Pictured is a young family and a partially built ship.

She reminiscences - and a tear falls.

She tucks the faded photo away in an open box. And, while she tends to things upstairs, Mr. Grapes carefully bubble wraps his bottled ship replicas, pausing to gaze fondly at his favorite miniature stored in the Mason jar. The same Mason jar his son used to carry.

Meanwhile, the storm continues and the house shakes, knocking over the hydrangeas and scattering them. Mrs. Grapes connects how this also dreadfully occurred many years ago.

Exhausted, from the day's events, the couple medicate and sleep. All the while the storm surges and they awaken to the frightening realization that their house is adrift. 

What begins thereafter is a journey of 'Lights on the Sea'.

In closing, I found Miquel Reina to be a gifted writer of poignant prose and this heartbreakingly captivating journey perfectly conveys the message of the title.

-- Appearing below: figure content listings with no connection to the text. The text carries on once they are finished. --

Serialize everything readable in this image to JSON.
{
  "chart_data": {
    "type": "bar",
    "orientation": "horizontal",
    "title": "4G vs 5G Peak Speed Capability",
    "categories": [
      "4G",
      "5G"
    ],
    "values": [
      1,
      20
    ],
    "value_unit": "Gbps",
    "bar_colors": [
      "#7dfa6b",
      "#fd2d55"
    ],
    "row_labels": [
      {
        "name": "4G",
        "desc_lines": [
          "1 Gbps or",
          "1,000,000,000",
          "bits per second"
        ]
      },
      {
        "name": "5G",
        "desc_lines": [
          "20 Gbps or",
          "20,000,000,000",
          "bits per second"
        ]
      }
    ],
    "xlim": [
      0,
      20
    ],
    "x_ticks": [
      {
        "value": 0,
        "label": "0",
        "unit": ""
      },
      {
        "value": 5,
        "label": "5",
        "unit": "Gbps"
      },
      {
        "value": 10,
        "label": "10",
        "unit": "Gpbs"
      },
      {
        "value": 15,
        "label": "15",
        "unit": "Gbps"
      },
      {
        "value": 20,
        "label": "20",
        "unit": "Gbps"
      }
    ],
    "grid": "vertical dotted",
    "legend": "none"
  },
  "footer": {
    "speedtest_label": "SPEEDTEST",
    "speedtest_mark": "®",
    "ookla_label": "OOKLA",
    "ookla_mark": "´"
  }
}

This book was provided by the generosity of
 publicist Lucas Jones with North American Publicity.


About the Author

Miquel Reina aka Mr. was born in 1986 in Barcelona. He studied design and cinema in Barcelona and Southampton. He has always been fascinated by a creative job, and he stated very young to work as a graphic, filmmaker, 3D animator and art director. In 2014, one of his videos was screened at the Tribeca Film Festival. He has been living in Vancouver, Canada, since 2016, and he works as creative in an advertisement digital agency. In his free time, he dedicates to his most gratifying passion: writing. his first novel, Luces en el mar (Lights on the Sea) has been published by Editorial Espasa in Spain and will be translated in several languages during 2018.


 About the Translator

Catherine E. Nelson is a literary translator specializing in contemporary Spanish literature. Her short story translations have appeared in a variety of journals, including Indiana Review and InTranslation. AmazonCrossing published her full-length translation, A Love for Rebecca by Mayte Uceda (2015). Nelson is Professor of Spanish at Nebraska Wesleyan University, where she teaches language, literature, writing, and translation.